Luz Gallegos speaks at a news conference in front of the the Border Patrol station in Murrieta on Monday, March 4. Activists are calling for a nationwide moratorium on raids and deportations.

Published: March 04, 2013; 04:38 PM

Inland immigration-rights activists picketed the Murrieta U.S. Border Patrol office on Monday, March 4, in a protest against what they say are raids on day-laborer sites and random stops of Latino workers.
The activists, representing several organizations, called for an end to all deportations while talks on immigration reform continue in Washington, D.C.
“What do we want? Justice. When? Now,” the group of about 30 chanted.
Participants said the alleged Border Patrol detentions of day laborers violate the Obama administration’s stated emphasis on focusing enforcement efforts on those who commit serious crimes and repeat violators of immigration laws.
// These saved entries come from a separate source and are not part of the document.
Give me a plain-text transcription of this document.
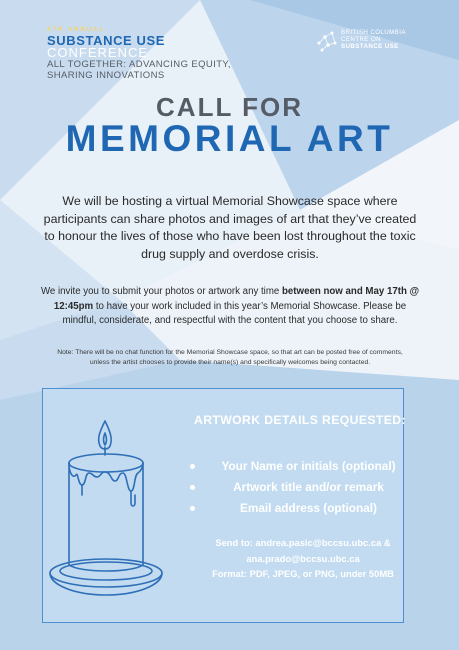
4TH ANNUAL
SUBSTANCE USE
CONFERENCE
ALL TOGETHER: ADVANCING EQUITY,
SHARING INNOVATIONS
BRITISH COLUMBIA
CENTRE ON
SUBSTANCE USE
CALL FOR
MEMORIAL ART

We will be hosting a virtual Memorial Showcase space where participants can share photos and images of art that they’ve created to honour the lives of those who have been lost throughout the toxic drug supply and overdose crisis.

We invite you to submit your photos or artwork any time between now and May 17th @ 12:45pm to have your work included in this year’s Memorial Showcase. Please be mindful, considerate, and respectful with the content that you choose to share.

Note: There will be no chat function for the Memorial Showcase space, so that art can be posted free of comments, unless the artist chooses to provide their name(s) and specifically welcomes being contacted.

ARTWORK DETAILS REQUESTED:
Your Name or initials (optional)
Artwork title and/or remark
Email address (optional)
Send to: andrea.pasic@bccsu.ubc.ca &
ana.prado@bccsu.ubc.ca
Format: PDF, JPEG, or PNG, under 50MB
“The majority of these workers are not criminals, repeat, not criminals,” said Moises Escalante, of Pueblo de Fe United for Worker Justice, an Inland faith-based group that advocates for immigrant and low-wage workers. “All they work and strive for is to provide food for their families.”
Border Patrol spokesman Jerome Conlin said the agency was “looking into (the speakers’ allegations) to see if there is a response.”
Speakers said Border Patrol agents target sites in front of Home Depot stores and other locations where day laborers wait for work, even though agents do not have evidence that those they are questioning are in the country illegally.
They also look for Latino workers who are in vehicles carrying construction and gardening equipment and ask them for their papers, said Jose Daniel Guzman, legal resources coordinator for Justice for Immigrants Coalition of Inland Southern California, which includes the Roman Catholic Diocese of San Bernardino, immigrant-rights groups and labor unions.
Guzman and several others approached the fenced entrance to the Border Patrol station to ask about making a formal complaint against the raids and alleged threats made against a detainee and were told by an agent to fill out a complaint online.
In January, after an immigration-rights protest in Home Gardens, Conlin said the agency doesn’t target day laborers unless, for example, there’s a warrant indicating a criminal may be in a specific location.